Joyce Nina R, Lombardi Leah R, Pfeiffer Melissa R, Curry Allison E, Margolis Seth A, Ott Brian R, Zullo Andrew R
Department of Epidemiology, Brown University School of Public Health, 121 South Main St., Box G-121-S2, Providence, RI, 02192, USA.
Center for Gerontology and Health Care Research, Brown University School of Public Health, Providence, RI, USA.
Inj Epidemiol. 2024 Aug 12;11(1):38. doi: 10.1186/s40621-024-00523-3.
Administrative healthcare databases, such as Medicare, are increasingly used to identify groups at risk of a crash. However, they only contain information on crash-related injuries, not all crashes. If the driver characteristics associated with crash and crash-related injury differ, conflating the two may result in ineffective or imprecise policy interventions.
We linked 10 years (2008-2017) of Medicare claims to New Jersey police crash reports to compare the demographics, clinical diagnoses, and prescription drug dispensings for crash-involved drivers ≥ 68 years with a police-reported crash to those with a claim for a crash-related injury. We calculated standardized mean differences to compare characteristics between groups.
Crash-involved drivers with a Medicare claim for an injury were more likely than those with a police-reported crash to be female (62.4% vs. 51.8%, standardized mean difference [SMD] = 0.30), had more clinical diagnoses including Alzheimer's disease and related dementias (13.0% vs. 9.2%, SMD = 0.20) and rheumatoid arthritis/osteoarthritis (69.5% vs 61.4%, SMD = 0.20), and a higher rate of dispensing for opioids (33.8% vs 27.6%, SMD = 0.18) and antiepileptics (12.9% vs 9.6%, SMD = 0.14) prior to the crash. Despite documented inconsistencies in coding practices, findings were robust when restricted to claims indicating the injured party was the driver or was left unspecified.
To identify effective mechanisms for reducing morbidity and mortality from crashes, researchers should consider augmenting administrative datasets with information from police crash reports, and vice versa.

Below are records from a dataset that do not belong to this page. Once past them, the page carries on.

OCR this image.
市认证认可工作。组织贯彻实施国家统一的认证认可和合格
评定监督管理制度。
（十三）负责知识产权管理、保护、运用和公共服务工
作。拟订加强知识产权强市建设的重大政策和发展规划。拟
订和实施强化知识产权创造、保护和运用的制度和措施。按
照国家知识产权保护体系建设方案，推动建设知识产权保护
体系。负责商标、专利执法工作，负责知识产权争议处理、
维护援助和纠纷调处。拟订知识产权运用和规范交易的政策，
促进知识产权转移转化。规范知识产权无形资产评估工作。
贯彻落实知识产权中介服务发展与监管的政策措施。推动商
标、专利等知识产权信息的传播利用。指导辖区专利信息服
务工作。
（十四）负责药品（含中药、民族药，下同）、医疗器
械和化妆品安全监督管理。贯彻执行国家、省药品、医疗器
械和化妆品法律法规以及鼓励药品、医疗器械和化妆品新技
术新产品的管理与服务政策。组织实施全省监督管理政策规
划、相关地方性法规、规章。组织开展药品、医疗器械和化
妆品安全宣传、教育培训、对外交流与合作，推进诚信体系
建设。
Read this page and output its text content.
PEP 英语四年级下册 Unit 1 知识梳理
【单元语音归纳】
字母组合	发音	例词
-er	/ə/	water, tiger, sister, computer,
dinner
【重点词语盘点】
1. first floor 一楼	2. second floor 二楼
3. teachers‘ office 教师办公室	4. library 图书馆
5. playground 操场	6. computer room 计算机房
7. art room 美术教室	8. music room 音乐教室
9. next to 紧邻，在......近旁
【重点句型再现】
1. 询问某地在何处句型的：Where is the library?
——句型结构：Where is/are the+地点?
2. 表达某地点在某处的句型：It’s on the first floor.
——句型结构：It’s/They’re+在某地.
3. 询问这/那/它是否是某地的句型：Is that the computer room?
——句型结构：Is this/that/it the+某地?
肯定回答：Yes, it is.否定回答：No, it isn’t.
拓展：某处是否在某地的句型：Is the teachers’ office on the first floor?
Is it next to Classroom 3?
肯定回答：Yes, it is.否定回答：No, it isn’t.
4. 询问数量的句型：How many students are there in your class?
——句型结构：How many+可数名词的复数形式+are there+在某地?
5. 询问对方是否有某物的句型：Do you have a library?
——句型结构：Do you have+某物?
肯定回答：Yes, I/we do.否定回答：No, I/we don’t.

When those data are not available, we caution researchers and policymakers against the tendency to conflate crash and crash-related injury when interpreting their findings.
诸如医疗保险等行政医疗保健数据库越来越多地用于识别有撞车风险的群体。然而,它们仅包含与撞车相关伤害的信息,而非所有撞车事故。如果与撞车及撞车相关伤害相关的驾驶员特征有所不同,将两者混为一谈可能会导致无效或不精确的政策干预措施。
我们将10年(2008 - 2017年)的医疗保险理赔记录与新泽西州警方的撞车报告相链接;以比较68岁及以上涉及撞车事故且有警方报告的撞车事故的驾驶员与有与撞车相关伤害理赔记录的驾驶员的人口统计学特征、临床诊断和处方药配药情况。我们计算标准化平均差异以比较组间特征。
有医疗保险伤害理赔记录的涉撞驾驶员比有警方报告撞车事故的驾驶员更可能为女性(62.4%对51.8%,标准化平均差异[SMD]=0.30),有更多临床诊断,包括阿尔茨海默病及相关痴呆症(13.0%对9.2%,SMD = 0.20)和类风湿性关节炎/骨关节炎(69.5%对61.4%,SMD = 0.20),并且在撞车事故发生前,阿片类药物(33.8%对27.6%,SMD = 0.18)和抗癫痫药(12.9%对9.6%,SMD = 0.14)的配药率更高。尽管编码实践中存在记录不一致的情况,但当仅限于表明受伤方为驾驶员或未明确说明的理赔记录时,研究结果仍然可靠。
为了确定降低撞车事故发病率和死亡率的有效机制,研究人员应考虑用警方撞车报告中的信息扩充行政数据集,反之亦然。当无法获取这些数据时,我们提醒研究人员和政策制定者在解释研究结果时不要将撞车事故和与撞车相关的伤害混为一谈。